There was this other radio station that on strange, clear days we could get in. 107.7 WRKR out of Kalamazoo. That was the first place I ever heard Masters Of Reality's "The Candy Song". They also played Queensryche, Metallica, and Sabbath. Listening to those songs coming through my parents Pioneer receiver and speakers in the living room felt kind of magical. Another moment where I felt I was living beyond my Midwestern home. Living in the future.

At a certain point that special feeling of those local radio and TV stations went away. Channel 55 became the first Fox Channel in our area. All the charm of those local shows and even the Channel 55 Christmas Movie Marathon were replaced with 24-hour cycle of garbage. There was something kind of cool and eerie when you were watching TV and then all of a sudden "The Star Spangled Banner" began playing over a montage of flags flying and WWII memorials. That meant you had about a minute before the TV became a frightening wash of static or the color test screen appeared with an audible hum over it. On those nights you truly felt as if you were the last human awake. You'd entered some other time zone completely. There was almost a touch of danger there. It was as if the whole world was turned off until 5 or 6 am when the early morning news came on.

I think we need the world to shut down from 1am to 6am. I feel like what we're suffering from is too much information. Our brains never turn off anymore. At any point in the day we can switch on the television and there's a constant stream of noise and opinion to keep our insomnia going till the break of dawn. When the TVs and radio stations went off the air it was the mental equivalent of the bartender yelling "Last call. You don't have to go home but you can't stay here." I mean, if you had insomnia in the early 80s you were forced to go to the kitchen and drink a glass of warm milk to get back to bed. Or you just went outside and roamed the neighborhood with the dog on a leash like Richard Ramirez. You couldn't find refuge in infomercials starring William Devane, or game show reruns or soft core porn on Cinemax(that is, unless you had one of those satellites the size of a car in your backyard.) You had to ride it out on your own, man. You were left to just those thoughts that wouldn't let you sleep in the first place, and the source for those problems to contend with in the dark.

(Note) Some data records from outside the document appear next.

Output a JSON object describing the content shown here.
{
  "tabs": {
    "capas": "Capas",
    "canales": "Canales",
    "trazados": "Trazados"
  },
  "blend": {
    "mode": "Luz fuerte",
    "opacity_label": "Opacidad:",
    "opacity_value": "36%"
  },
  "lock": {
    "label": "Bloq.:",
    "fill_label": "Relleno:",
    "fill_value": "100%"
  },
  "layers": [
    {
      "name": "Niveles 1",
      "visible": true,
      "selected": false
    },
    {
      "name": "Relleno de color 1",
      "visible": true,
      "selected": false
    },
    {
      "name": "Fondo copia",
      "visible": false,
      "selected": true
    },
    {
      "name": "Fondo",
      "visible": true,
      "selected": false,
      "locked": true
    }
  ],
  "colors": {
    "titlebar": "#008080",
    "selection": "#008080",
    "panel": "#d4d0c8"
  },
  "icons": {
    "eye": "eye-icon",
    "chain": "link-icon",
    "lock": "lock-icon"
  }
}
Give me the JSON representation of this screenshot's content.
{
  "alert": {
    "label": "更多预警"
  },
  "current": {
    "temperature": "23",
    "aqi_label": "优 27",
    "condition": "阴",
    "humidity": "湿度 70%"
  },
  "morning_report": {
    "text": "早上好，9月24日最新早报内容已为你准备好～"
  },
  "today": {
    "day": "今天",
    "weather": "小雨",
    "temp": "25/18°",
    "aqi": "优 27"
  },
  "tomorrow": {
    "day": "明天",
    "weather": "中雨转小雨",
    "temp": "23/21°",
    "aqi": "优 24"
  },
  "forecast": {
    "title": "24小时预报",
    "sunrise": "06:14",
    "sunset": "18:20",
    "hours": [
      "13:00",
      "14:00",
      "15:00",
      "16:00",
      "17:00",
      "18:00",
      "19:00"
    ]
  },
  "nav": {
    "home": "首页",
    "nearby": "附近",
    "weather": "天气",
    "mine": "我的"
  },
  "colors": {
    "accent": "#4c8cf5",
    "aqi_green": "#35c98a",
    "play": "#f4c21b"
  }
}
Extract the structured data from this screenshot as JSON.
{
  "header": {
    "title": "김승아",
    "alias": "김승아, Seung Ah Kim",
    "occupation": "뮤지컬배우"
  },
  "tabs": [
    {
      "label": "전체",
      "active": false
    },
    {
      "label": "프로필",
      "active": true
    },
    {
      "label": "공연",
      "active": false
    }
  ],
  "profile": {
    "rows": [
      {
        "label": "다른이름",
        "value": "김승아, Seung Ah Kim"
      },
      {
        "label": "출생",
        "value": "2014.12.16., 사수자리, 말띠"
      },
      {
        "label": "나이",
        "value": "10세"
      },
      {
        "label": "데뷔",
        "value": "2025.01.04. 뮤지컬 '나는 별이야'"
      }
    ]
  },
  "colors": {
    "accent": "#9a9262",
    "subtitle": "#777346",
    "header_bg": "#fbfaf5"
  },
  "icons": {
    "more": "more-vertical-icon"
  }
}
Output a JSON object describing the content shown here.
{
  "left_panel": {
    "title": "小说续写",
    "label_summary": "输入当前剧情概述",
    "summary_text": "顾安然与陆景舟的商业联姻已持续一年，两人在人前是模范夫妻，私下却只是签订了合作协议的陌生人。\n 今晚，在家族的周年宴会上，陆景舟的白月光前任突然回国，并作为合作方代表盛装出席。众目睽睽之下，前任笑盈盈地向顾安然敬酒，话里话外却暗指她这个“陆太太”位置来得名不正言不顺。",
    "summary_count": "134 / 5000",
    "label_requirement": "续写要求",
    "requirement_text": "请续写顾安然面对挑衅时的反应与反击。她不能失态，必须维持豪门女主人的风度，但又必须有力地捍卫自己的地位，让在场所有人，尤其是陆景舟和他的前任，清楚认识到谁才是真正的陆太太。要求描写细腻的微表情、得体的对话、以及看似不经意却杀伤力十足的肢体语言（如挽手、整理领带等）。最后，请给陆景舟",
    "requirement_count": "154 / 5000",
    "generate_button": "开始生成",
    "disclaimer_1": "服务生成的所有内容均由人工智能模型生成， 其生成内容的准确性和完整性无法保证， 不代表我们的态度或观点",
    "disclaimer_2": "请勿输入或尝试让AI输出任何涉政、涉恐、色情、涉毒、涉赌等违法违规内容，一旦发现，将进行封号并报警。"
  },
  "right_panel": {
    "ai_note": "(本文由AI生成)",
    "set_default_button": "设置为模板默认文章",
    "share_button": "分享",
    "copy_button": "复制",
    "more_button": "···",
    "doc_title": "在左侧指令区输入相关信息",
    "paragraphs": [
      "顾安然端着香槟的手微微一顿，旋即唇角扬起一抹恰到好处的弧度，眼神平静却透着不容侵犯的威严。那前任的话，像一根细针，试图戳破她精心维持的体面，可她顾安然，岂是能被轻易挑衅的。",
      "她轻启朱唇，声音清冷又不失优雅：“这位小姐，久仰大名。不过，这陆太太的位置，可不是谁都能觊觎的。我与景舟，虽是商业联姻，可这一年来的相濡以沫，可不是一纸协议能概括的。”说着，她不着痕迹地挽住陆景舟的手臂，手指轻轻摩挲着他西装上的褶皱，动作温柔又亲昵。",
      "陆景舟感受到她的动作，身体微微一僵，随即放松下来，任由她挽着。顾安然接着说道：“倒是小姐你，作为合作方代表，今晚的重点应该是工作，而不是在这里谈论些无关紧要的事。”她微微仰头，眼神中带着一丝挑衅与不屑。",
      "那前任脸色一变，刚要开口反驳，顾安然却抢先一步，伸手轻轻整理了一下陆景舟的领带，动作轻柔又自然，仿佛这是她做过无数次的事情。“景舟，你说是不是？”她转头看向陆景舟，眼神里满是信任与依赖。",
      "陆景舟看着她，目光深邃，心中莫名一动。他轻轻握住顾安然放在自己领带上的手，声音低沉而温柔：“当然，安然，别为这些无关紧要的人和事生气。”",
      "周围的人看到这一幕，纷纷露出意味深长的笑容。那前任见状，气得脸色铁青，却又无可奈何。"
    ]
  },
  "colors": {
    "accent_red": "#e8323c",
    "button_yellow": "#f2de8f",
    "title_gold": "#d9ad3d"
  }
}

But at least you had that warm glass of milk.

I used to think I was denied the typical 80s MTV childhood, but I look at it now as a positive. All the local productions, the syndicated shows, the weird local commercials, and the commercial-free rock block on my local station went a long way to mold my brain the way it ended up. I think that's why stuff like Tim and Eric, Mr. Show, and to some degree SCTV resonated so deeply with me. They loved the cheesy informercials and weird actors and odd personalities that made up local TV and radio. They parodied it, but they also respected the ramshackle, DIY approach. When stations weren't attached to a media conglomerate that only worried about ad money and pushing agendas, there was a kind of wacky beauty to it all. Sure, even cable access needed people to advertise with them, but they'd find people that were cool with their ads running before and after Nightmare Theater, clowns jugging to a room of 15 sugar-fed kiddos, and a whole two-hour rock block dedicated to the New Wave Of British Heavy Metal.

And they understood the value of some dead air for a few hours in the middle of the night. I miss those late night airwaves, in a sleepy town where you felt you were the last teen on earth.